The pact between Columbus and the Catholic Monarchs prior to America’s discovery on show in Barcelona

An exhibition, with documents dating from between the 10th century and 1493, displays the oldest preserved copy of the ‘Capitulations of Santa Fe’. This agreement was signed by the Catholic Kings in April 1492 and accepted Christopher Columbus’ terms to undertake the trip after which Europeans would become aware of the Americas. The document granted Columbus the titles of Admiral, Viceroy and Governor-General of all the lands he would discover and set that he would keep a tenth of all future profits. The copy dates from 1493 and it is only rarely on display. It has been kept in the Archives of the Aragon Crown in Barcelona and now is on show along with 42 other documents showing the symbolic conception of travelling in the Middle Ages.

The Capitulations of Santa Fe on display (by M. Rocabert)
The Capitulations of Santa Fe on display (by M. Rocabert) / CNA

CNA

June 12, 2013 01:43 AM

Barcelona (ACN).- An exhibition in Barcelona, with documents dating from between the 10th century and 1493, shows the oldest preserved copy of the ‘Capitulations of Santa Fe’. This agreement was signed by the Catholic Monarchs – who ruled Castile and Aragon – in April 1492 and it accepts Christopher Columbus’ terms to undertake the trip after which Europeans would become aware of America’s existence. The document granted Columbus the titles of Admiral, Viceroy and Governor-General of all the lands he would discover and it also set that he would keep a tenth of all future profits. In fact, the document played a major role in the mid-16th century, when Columbus’s descendants sued the Crown for not respecting the original agreement. Based on the document, a court granted the Columbus family an annual allowance – which was in place until 1898 – and several nobility titles – which are still hold by nowadays Columbus direct descendants. The ‘Capitulations of Santa Fe’, signed in the Santa Fe camp during the siege of Granada, was included in UNESCO’s ‘World Memory’ in 2009, which groups together the most transcendental documents in the history of humankind. The original document was lost and the oldest copy was made a few months after the original in order to store it. The document is only rarely on display. It has been kept in the Archives of the Aragon Crown in Barcelona for more than five centuries. This archive was created in 1318 to keep the Catalan Kings’ documents and those of their governments. Now, the ‘Capitulations of Santa Fe’ is on show along with 42 other documents displaying the symbolic conception of travelling in the Middle Ages.

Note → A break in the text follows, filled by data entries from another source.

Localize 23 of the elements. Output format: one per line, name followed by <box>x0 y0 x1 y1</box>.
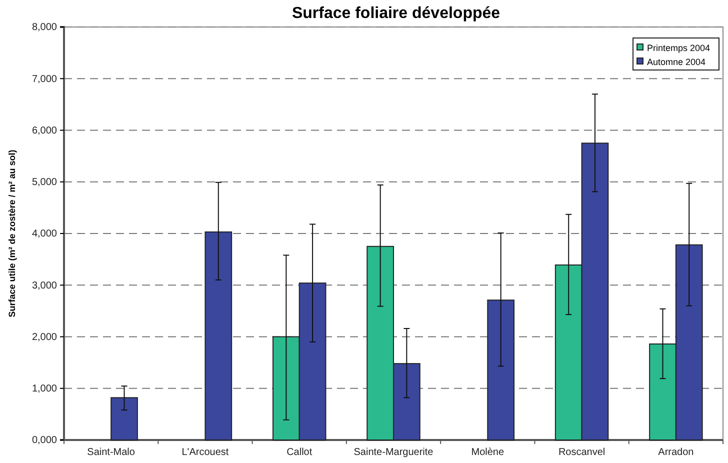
y-tick-label: 1,000 <box>32 384 58 395</box>
x-tick-label: Saint-Malo <box>87 447 136 458</box>
x-tick-label: Arradon <box>658 447 694 458</box>
x-tick-label: Sainte-Marguerite <box>354 447 434 458</box>
x-tick-label: L'Arcouest <box>182 447 229 458</box>
y-tick-label: 6,000 <box>32 125 58 136</box>
x-tick-label: Molène <box>471 447 504 458</box>
y-axis-title: Surface utile (m² de zostère / m² au sol) <box>7 150 17 318</box>
y-tick-label: 2,000 <box>32 332 58 343</box>
bar <box>110 397 138 440</box>
chart-title: Surface foliaire développée <box>292 5 500 22</box>
y-tick-label: 5,000 <box>32 177 58 188</box>
legend-label: Printemps 2004 <box>647 43 710 53</box>
bar <box>487 300 515 440</box>
x-tick-label: Callot <box>286 447 312 458</box>
y-tick-label: 4,000 <box>32 228 58 240</box>
bar <box>204 231 232 440</box>
x-tick-label: Roscanvel <box>558 447 606 458</box>
y-tick-label: 3,000 <box>32 280 58 292</box>
y-tick-label: 0,000 <box>32 435 58 446</box>
y-tick-label: 8,000 <box>32 22 58 34</box>
y-tick-label: 7,000 <box>32 74 58 85</box>
legend-label: Automne 2004 <box>647 57 706 67</box>
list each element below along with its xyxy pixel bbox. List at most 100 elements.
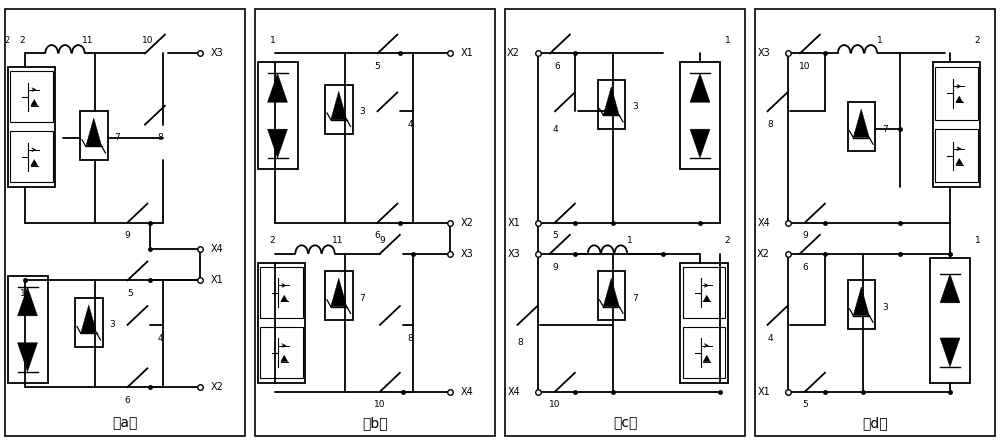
- Polygon shape: [603, 278, 619, 307]
- Text: 4: 4: [407, 120, 413, 129]
- Text: 10: 10: [142, 36, 153, 44]
- Bar: [935, 67, 978, 120]
- Text: X1: X1: [757, 387, 770, 396]
- Polygon shape: [86, 118, 102, 146]
- Text: X2: X2: [507, 49, 520, 58]
- Bar: [8, 276, 48, 383]
- Text: 2: 2: [270, 236, 275, 245]
- Bar: [680, 62, 720, 169]
- Bar: [80, 111, 108, 160]
- Text: 6: 6: [555, 62, 560, 71]
- Text: 2: 2: [975, 36, 980, 44]
- Bar: [260, 267, 302, 318]
- Polygon shape: [940, 274, 960, 303]
- Text: 1: 1: [270, 36, 275, 44]
- Text: 10: 10: [374, 400, 386, 409]
- Text: （d）: （d）: [862, 416, 888, 430]
- Bar: [258, 62, 298, 169]
- Text: X3: X3: [507, 249, 520, 259]
- Text: X4: X4: [757, 218, 770, 227]
- Text: 4: 4: [552, 125, 558, 134]
- Polygon shape: [853, 109, 869, 138]
- Text: 5: 5: [552, 231, 558, 240]
- Text: 7: 7: [360, 294, 365, 303]
- Bar: [258, 263, 305, 383]
- Bar: [325, 271, 352, 320]
- Text: 6: 6: [375, 231, 380, 240]
- Text: 3: 3: [110, 320, 115, 329]
- Text: 9: 9: [802, 231, 808, 240]
- Text: X4: X4: [507, 387, 520, 396]
- Polygon shape: [331, 91, 347, 120]
- Polygon shape: [690, 129, 710, 158]
- Text: 8: 8: [157, 134, 163, 142]
- Text: X2: X2: [461, 218, 474, 227]
- Text: 10: 10: [549, 400, 561, 409]
- Text: 4: 4: [767, 334, 773, 343]
- Bar: [932, 62, 980, 187]
- Bar: [682, 267, 725, 318]
- Text: X1: X1: [461, 49, 474, 58]
- Polygon shape: [940, 338, 960, 367]
- Polygon shape: [81, 305, 97, 333]
- Text: X2: X2: [757, 249, 770, 259]
- Text: X3: X3: [461, 249, 474, 259]
- Polygon shape: [281, 295, 288, 302]
- Text: 11: 11: [82, 36, 93, 44]
- Text: 4: 4: [157, 334, 163, 343]
- Text: 1: 1: [975, 236, 980, 245]
- Text: 7: 7: [632, 294, 638, 303]
- Text: 10: 10: [799, 62, 811, 71]
- Bar: [930, 258, 970, 383]
- Bar: [8, 67, 55, 187]
- Text: 7: 7: [882, 125, 888, 134]
- Text: 1: 1: [725, 36, 730, 44]
- Text: 3: 3: [632, 102, 638, 111]
- Text: X3: X3: [757, 49, 770, 58]
- Bar: [598, 271, 625, 320]
- Polygon shape: [268, 129, 288, 158]
- Text: （c）: （c）: [613, 416, 637, 430]
- Text: 9: 9: [125, 231, 130, 240]
- Text: 5: 5: [802, 400, 808, 409]
- Bar: [10, 71, 52, 122]
- Text: 3: 3: [360, 107, 365, 116]
- Text: 1: 1: [20, 289, 25, 298]
- Polygon shape: [18, 343, 38, 372]
- Polygon shape: [18, 287, 38, 316]
- Text: 8: 8: [517, 338, 523, 347]
- Polygon shape: [31, 159, 38, 166]
- Text: 7: 7: [115, 134, 120, 142]
- Polygon shape: [703, 355, 710, 361]
- Polygon shape: [281, 355, 288, 361]
- Text: 6: 6: [802, 263, 808, 271]
- Text: 9: 9: [552, 263, 558, 271]
- Polygon shape: [956, 96, 963, 102]
- Text: X3: X3: [211, 49, 224, 58]
- Polygon shape: [268, 73, 288, 102]
- Polygon shape: [603, 87, 619, 115]
- Text: 2: 2: [5, 36, 10, 44]
- Text: 1: 1: [877, 36, 883, 44]
- Bar: [260, 327, 302, 378]
- Text: 6: 6: [125, 396, 130, 405]
- Text: 5: 5: [375, 62, 380, 71]
- Text: X4: X4: [461, 387, 474, 396]
- Bar: [10, 131, 52, 182]
- Polygon shape: [703, 295, 710, 302]
- Polygon shape: [853, 287, 869, 316]
- Text: （a）: （a）: [112, 416, 138, 430]
- Text: 8: 8: [407, 334, 413, 343]
- Bar: [325, 85, 352, 134]
- Text: 5: 5: [127, 289, 133, 298]
- Bar: [848, 102, 875, 151]
- Text: （b）: （b）: [362, 416, 388, 430]
- Text: 2: 2: [20, 36, 25, 44]
- Text: 3: 3: [882, 303, 888, 312]
- Bar: [935, 129, 978, 182]
- Bar: [680, 263, 728, 383]
- Polygon shape: [31, 99, 38, 105]
- Text: 11: 11: [332, 236, 343, 245]
- Text: 2: 2: [725, 236, 730, 245]
- Text: X4: X4: [211, 244, 224, 254]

The ‘Capitulations of Santa Fe or of the Admiral Christopher Columbus’ – as the original title reads – is the main attraction in the exhibition called ‘Del més enllà al Nou Món’, which can be visited at the Archives of the Aragon Crown in Barcelona. However, the other 42 documents are older, dating from between the 10th and 15th centuries. In fact, the exhibition is rooted in the deepest period of the world of the Middle Ages. It refers to the genesis of the first archives within the administrative organisation of the Royal Chancellery of the Aragon Crown and also to the complex historical processes by which a peripheral region such as Europe held most of the world’s power. The documents are organised into three sections: ‘From the Beyond’, ‘The Reality of the Trip’ and “Towards a New World’. They reflect the spiritual and religious conception of the world, the early colonial domination and the administrative practices of the Aragon’s Chancellery, which were quite advanced for their time.